We have laws that make sex offenders register when they move into new neighborhoods. We have media that is not afraid to publicize the crimes and trials of sex offenders. We have shelters and counseling services for victims of sexual abuse. There is one problem, though: we still have child molesters. The image of a child molester has been transformed through the past quarter-century.
No longer are child molesters just the lonely, middle-class, white men. Child molesters are women and men, black and white, married and unmarried, rich and poor.
Child molesters can be creepy, shadowy people lurking around playgrounds; child molesters can be moral, religious priests praying at an altar. This story continues to shed light on the dark world of child molesters as this social disease continues to spread to epidemic proportions. Short Eyes takes a tough look at child molesters and the prison system. It speaks to all ages, races and genders of people. It has won many awards, most notably the New York Drama Critic’s Circle Award. Most of all, Short Eyes is a brilliantly written play by a man Bob Holman called, “the Philosopher of the Criminal Mind.”
There is no broad great social reform message to Short Eyes; it simply portrays people as they are in extreme circumstances. Fundamentally this is a play about human relationships, which have been subjected to some of the most serious forms of prisonization. Because of this, we see many differing types of individuals inhabiting the prison. We see Omar, a perennial prisoner, doing his bid, being concerned about “getting on the help” so he can benefit from the extra cigarettes, or any other minor benefits that he can manage.

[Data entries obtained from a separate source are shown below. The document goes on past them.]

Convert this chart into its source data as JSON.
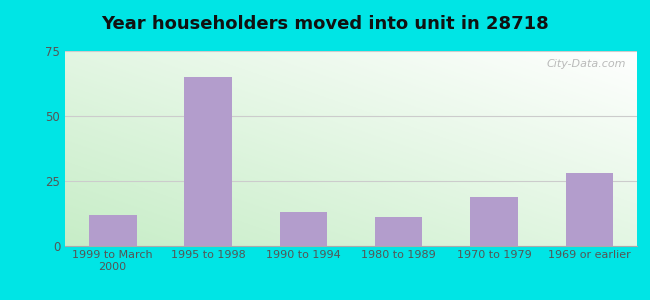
{
  "categories": [
    "1999 to March\n2000",
    "1995 to 1998",
    "1990 to 1994",
    "1980 to 1989",
    "1970 to 1979",
    "1969 or earlier"
  ],
  "values": [
    12,
    65,
    13,
    11,
    19,
    28
  ],
  "bar_color": "#b39dcc",
  "title": "Year householders moved into unit in 28718",
  "title_fontsize": 13,
  "ylim": [
    0,
    75
  ],
  "yticks": [
    0,
    25,
    50,
    75
  ],
  "background_outer": "#00e5e5",
  "background_inner_topleft": "#c8edc8",
  "background_inner_topright": "#e8f4f8",
  "background_inner_bottomleft": "#b8e8b8",
  "background_inner_bottomright": "#ffffff",
  "grid_color": "#cccccc",
  "watermark": "City-Data.com"
}
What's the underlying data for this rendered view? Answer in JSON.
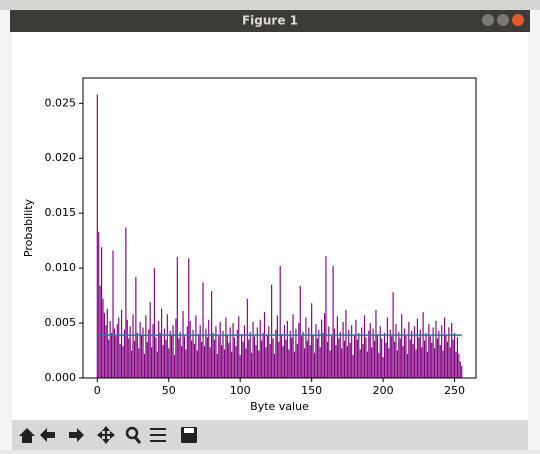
{
  "window": {
    "title": "Figure 1"
  },
  "chart_data": {
    "type": "bar",
    "xlabel": "Byte value",
    "ylabel": "Probability",
    "color": "#800080",
    "x": [
      0,
      1,
      2,
      3,
      4,
      5,
      6,
      7,
      8,
      9,
      10,
      11,
      12,
      13,
      14,
      15,
      16,
      17,
      18,
      19,
      20,
      21,
      22,
      23,
      24,
      25,
      26,
      27,
      28,
      29,
      30,
      31,
      32,
      33,
      34,
      35,
      36,
      37,
      38,
      39,
      40,
      41,
      42,
      43,
      44,
      45,
      46,
      47,
      48,
      49,
      50,
      51,
      52,
      53,
      54,
      55,
      56,
      57,
      58,
      59,
      60,
      61,
      62,
      63,
      64,
      65,
      66,
      67,
      68,
      69,
      70,
      71,
      72,
      73,
      74,
      75,
      76,
      77,
      78,
      79,
      80,
      81,
      82,
      83,
      84,
      85,
      86,
      87,
      88,
      89,
      90,
      91,
      92,
      93,
      94,
      95,
      96,
      97,
      98,
      99,
      100,
      101,
      102,
      103,
      104,
      105,
      106,
      107,
      108,
      109,
      110,
      111,
      112,
      113,
      114,
      115,
      116,
      117,
      118,
      119,
      120,
      121,
      122,
      123,
      124,
      125,
      126,
      127,
      128,
      129,
      130,
      131,
      132,
      133,
      134,
      135,
      136,
      137,
      138,
      139,
      140,
      141,
      142,
      143,
      144,
      145,
      146,
      147,
      148,
      149,
      150,
      151,
      152,
      153,
      154,
      155,
      156,
      157,
      158,
      159,
      160,
      161,
      162,
      163,
      164,
      165,
      166,
      167,
      168,
      169,
      170,
      171,
      172,
      173,
      174,
      175,
      176,
      177,
      178,
      179,
      180,
      181,
      182,
      183,
      184,
      185,
      186,
      187,
      188,
      189,
      190,
      191,
      192,
      193,
      194,
      195,
      196,
      197,
      198,
      199,
      200,
      201,
      202,
      203,
      204,
      205,
      206,
      207,
      208,
      209,
      210,
      211,
      212,
      213,
      214,
      215,
      216,
      217,
      218,
      219,
      220,
      221,
      222,
      223,
      224,
      225,
      226,
      227,
      228,
      229,
      230,
      231,
      232,
      233,
      234,
      235,
      236,
      237,
      238,
      239,
      240,
      241,
      242,
      243,
      244,
      245,
      246,
      247,
      248,
      249,
      250,
      251,
      252,
      253,
      254,
      255
    ],
    "values": [
      0.0258,
      0.0133,
      0.0084,
      0.0119,
      0.0072,
      0.0059,
      0.0048,
      0.0063,
      0.0035,
      0.0052,
      0.0041,
      0.0116,
      0.0045,
      0.0038,
      0.0049,
      0.0055,
      0.0031,
      0.0062,
      0.0029,
      0.0044,
      0.0137,
      0.0053,
      0.0036,
      0.0047,
      0.0025,
      0.0058,
      0.0034,
      0.0092,
      0.0041,
      0.0027,
      0.0051,
      0.0039,
      0.0046,
      0.0022,
      0.0057,
      0.0033,
      0.0044,
      0.0069,
      0.0028,
      0.0049,
      0.01,
      0.0037,
      0.0024,
      0.0052,
      0.0041,
      0.0063,
      0.003,
      0.0045,
      0.0035,
      0.0058,
      0.0027,
      0.0043,
      0.0039,
      0.0048,
      0.0021,
      0.0054,
      0.011,
      0.0036,
      0.0042,
      0.0029,
      0.0061,
      0.0038,
      0.0026,
      0.0047,
      0.0109,
      0.0052,
      0.0034,
      0.0044,
      0.0031,
      0.0057,
      0.0025,
      0.004,
      0.0048,
      0.0033,
      0.0087,
      0.0029,
      0.0045,
      0.0037,
      0.0053,
      0.0028,
      0.0079,
      0.0041,
      0.0035,
      0.0047,
      0.0022,
      0.0038,
      0.0051,
      0.003,
      0.0043,
      0.0026,
      0.0055,
      0.0039,
      0.0032,
      0.0046,
      0.0024,
      0.005,
      0.0037,
      0.0029,
      0.0044,
      0.0056,
      0.0021,
      0.004,
      0.0033,
      0.0048,
      0.0027,
      0.0072,
      0.0035,
      0.0042,
      0.0023,
      0.0051,
      0.0038,
      0.003,
      0.0046,
      0.0025,
      0.0053,
      0.0034,
      0.0041,
      0.006,
      0.0028,
      0.0039,
      0.0047,
      0.0031,
      0.0085,
      0.0036,
      0.0022,
      0.0044,
      0.0057,
      0.0033,
      0.0102,
      0.004,
      0.0029,
      0.0048,
      0.0035,
      0.0052,
      0.0026,
      0.0043,
      0.0037,
      0.0058,
      0.0024,
      0.0045,
      0.0031,
      0.005,
      0.0084,
      0.0038,
      0.0042,
      0.0027,
      0.0055,
      0.0034,
      0.0046,
      0.003,
      0.0068,
      0.0039,
      0.0023,
      0.0049,
      0.0036,
      0.0044,
      0.0028,
      0.0053,
      0.0041,
      0.0059,
      0.0111,
      0.0033,
      0.0047,
      0.0025,
      0.0038,
      0.0102,
      0.0045,
      0.003,
      0.0056,
      0.0036,
      0.0042,
      0.0027,
      0.0051,
      0.0034,
      0.0062,
      0.0029,
      0.0044,
      0.0032,
      0.0048,
      0.0021,
      0.0039,
      0.0053,
      0.0035,
      0.0041,
      0.0026,
      0.0046,
      0.0031,
      0.0057,
      0.0037,
      0.0024,
      0.0043,
      0.005,
      0.0028,
      0.0045,
      0.0034,
      0.0062,
      0.004,
      0.0023,
      0.0047,
      0.0036,
      0.0019,
      0.0041,
      0.0032,
      0.0055,
      0.0027,
      0.0044,
      0.0038,
      0.0078,
      0.0033,
      0.0049,
      0.0025,
      0.0042,
      0.0036,
      0.0058,
      0.0029,
      0.0045,
      0.0039,
      0.0022,
      0.0051,
      0.0035,
      0.0043,
      0.0031,
      0.0047,
      0.0026,
      0.0054,
      0.0037,
      0.0044,
      0.0028,
      0.006,
      0.0034,
      0.0041,
      0.0024,
      0.0049,
      0.0038,
      0.0032,
      0.0046,
      0.0027,
      0.0052,
      0.0036,
      0.0043,
      0.003,
      0.0048,
      0.0025,
      0.0055,
      0.0039,
      0.0033,
      0.0046,
      0.0028,
      0.005,
      0.0035,
      0.0041,
      0.0024,
      0.0037,
      0.0022,
      0.0015,
      0.0011
    ],
    "line": {
      "x": [
        0,
        255
      ],
      "values": [
        0.0039,
        0.0039
      ],
      "color": "#1f77b4"
    },
    "xlim": [
      -10,
      265
    ],
    "ylim": [
      0,
      0.0273
    ],
    "xticks": [
      0,
      50,
      100,
      150,
      200,
      250
    ],
    "yticks": [
      {
        "value": 0,
        "label": "0.000"
      },
      {
        "value": 0.005,
        "label": "0.005"
      },
      {
        "value": 0.01,
        "label": "0.010"
      },
      {
        "value": 0.015,
        "label": "0.015"
      },
      {
        "value": 0.02,
        "label": "0.020"
      },
      {
        "value": 0.025,
        "label": "0.025"
      }
    ]
  }
}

We also see Murphy, the tough Irishman; he becomes tougher in order to survive a world of Puerto Ricans and blacks, where he controls the flow of drugs and homemade wine inside the prison. Clark Davis represents an emotionally disturbed man from an emotionally disturbed society. His death is the result of the rigidity of social values and morals in the prison world. Essentially, the morals that run throughout Short Eyes are the same as those of the outside world, but the prison setting has intensified them and their consequences. Prison it its own isolated society within the broader outside society.
El Raheem represents a search for self through original religion. While he is not a Muslim or a Black Panther, he uses many of the same methods to educate himself and others to the natural state of the black man. Accordingly, his inability to kill reflects this aspect of his personality: it is not an act of cowardice, but a showing of humanity.
Not surprisingly, reaction to the play and the subsequent film has been mixed. Some have claimed that it is not an appealing play because none of the characters can be identified with. However, this should not be how the play is viewed. Instead, the audience should recognize the humanity of the characters, in all their flaws and horrors, and accept that such people truly exist.